Makan itu entertaining, apa maksudnya?
Saya suka memasak sekaligus menjamu. Di London, Hanoi, maupun Jakarta, bisa dipastikan hidangan Indonesia hadir di meja makan keluarga kami. Saya senang menjamu makan sambil duduk bersama di meja, kecuali di Jakarta, lebih sering prasmanan.
Saat menjamu, ada pertukaran ide. Sekaligus mempromosikan Indonesia.
Saya senang kalau makan sambil ngobrol, bukan seperti umumnya orang Indonesia, habis makan wis mulih (ya sudah, pulang).
Suami saya bilang, saya itu Chief Entertaiment Officer. Saya memang suka bergaul, melalui makanan, diplomasi terasa lebih cair. Akhirnya hidangan Indonesia dipromosikan, bukan?
Ibu suka masak, dong?
Buat saya cooking is an art. Inilah kesempatan untuk berkreativitas. Kalau masak, saya itu merdeka dari aturan-aturan. Istilah saya, “cemplang-cemplung, up to you”. Jadi, kalau saya masak hidangan Indonesia, bahan-bahan atau bumbu yang sulit didapat jangan jadi hambatan. Kreativitas itu perlu, namun tidak menghilangkan identitas Indonesia. Kalau pulang dari Jakarta, oleh-oleh saya pasti aneka bumbu masakan Indonesia siap pakai, kecap, emping, dan banyak lagi. Saya senang yang praktis.
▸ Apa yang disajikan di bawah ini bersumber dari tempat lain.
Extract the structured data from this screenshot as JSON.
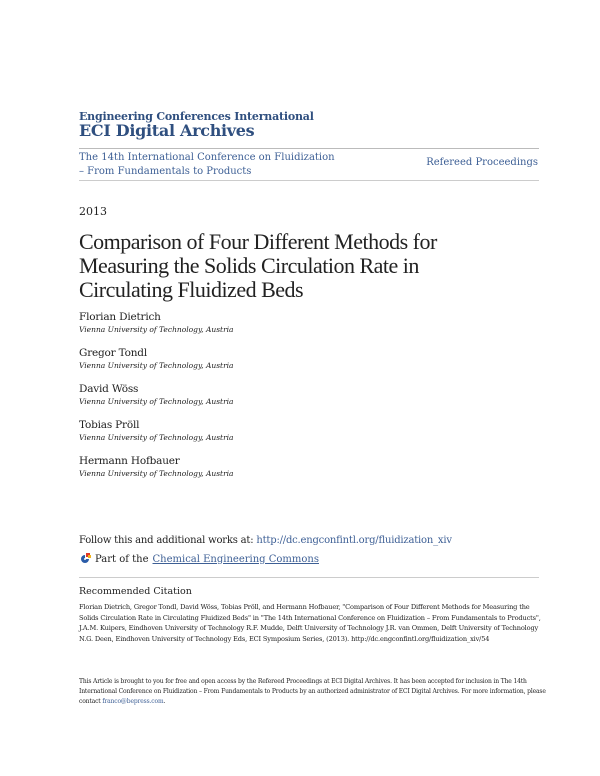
{
  "header": {
    "organization": "Engineering Conferences International",
    "archive": "ECI Digital Archives",
    "conference_line1": "The 14th International Conference on Fluidization",
    "conference_line2": "– From Fundamentals to Products",
    "series": "Refereed Proceedings"
  },
  "year": "2013",
  "title": "Comparison of Four Different Methods for Measuring the Solids Circulation Rate in Circulating Fluidized Beds",
  "authors": [
    {
      "name": "Florian Dietrich",
      "affiliation": "Vienna University of Technology, Austria"
    },
    {
      "name": "Gregor Tondl",
      "affiliation": "Vienna University of Technology, Austria"
    },
    {
      "name": "David Wöss",
      "affiliation": "Vienna University of Technology, Austria"
    },
    {
      "name": "Tobias Pröll",
      "affiliation": "Vienna University of Technology, Austria"
    },
    {
      "name": "Hermann Hofbauer",
      "affiliation": "Vienna University of Technology, Austria"
    }
  ],
  "follow": {
    "text": "Follow this and additional works at: ",
    "link": "http://dc.engconfintl.org/fluidization_xiv"
  },
  "part_of": {
    "text": "Part of the ",
    "link": "Chemical Engineering Commons",
    "icon": "bepress-commons-logo"
  },
  "recommended": {
    "heading": "Recommended Citation",
    "citation": "Florian Dietrich, Gregor Tondl, David Wöss, Tobias Pröll, and Hermann Hofbauer, \"Comparison of Four Different Methods for Measuring the Solids Circulation Rate in Circulating Fluidized Beds\" in \"The 14th International Conference on Fluidization – From Fundamentals to Products\", J.A.M. Kuipers, Eindhoven University of Technology R.F. Mudde, Delft University of Technology J.R. van Ommen, Delft University of Technology N.G. Deen, Eindhoven University of Technology Eds, ECI Symposium Series, (2013). http://dc.engconfintl.org/fluidization_xiv/54"
  },
  "footer": {
    "text": "This Article is brought to you for free and open access by the Refereed Proceedings at ECI Digital Archives. It has been accepted for inclusion in The 14th International Conference on Fluidization – From Fundamentals to Products by an authorized administrator of ECI Digital Archives. For more information, please contact ",
    "email": "franco@bepress.com",
    "end": "."
  },
  "colors": {
    "brand": "#2f4f7f",
    "link": "#3d5f95"
  }
}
Menurut pengakuannya, menyajikan hidangan Indonesia saat menjamu tamu juga merupakan diplomasi, tidak hanya mempromosikan Indonesia.
“Kita harus percaya diri pada hidangan khas Indonesia. Saya bangga sebagai orang Indonesia dengan kekayaan kulinernya. Pemerintah harus ikut campur, makanan Indonesia harus menjadi sarana diplomasi Indonesia di era globalisasi ini,” katanya.
Rasanya, percakapan ini sarat makna, pikir saya sambil menyeruput teh dari cangkir kedua saya. “Jangan lupa e-mail, ya, Dik,” salam penyuka tai-chi ini dengan hangat, saat saya pamit.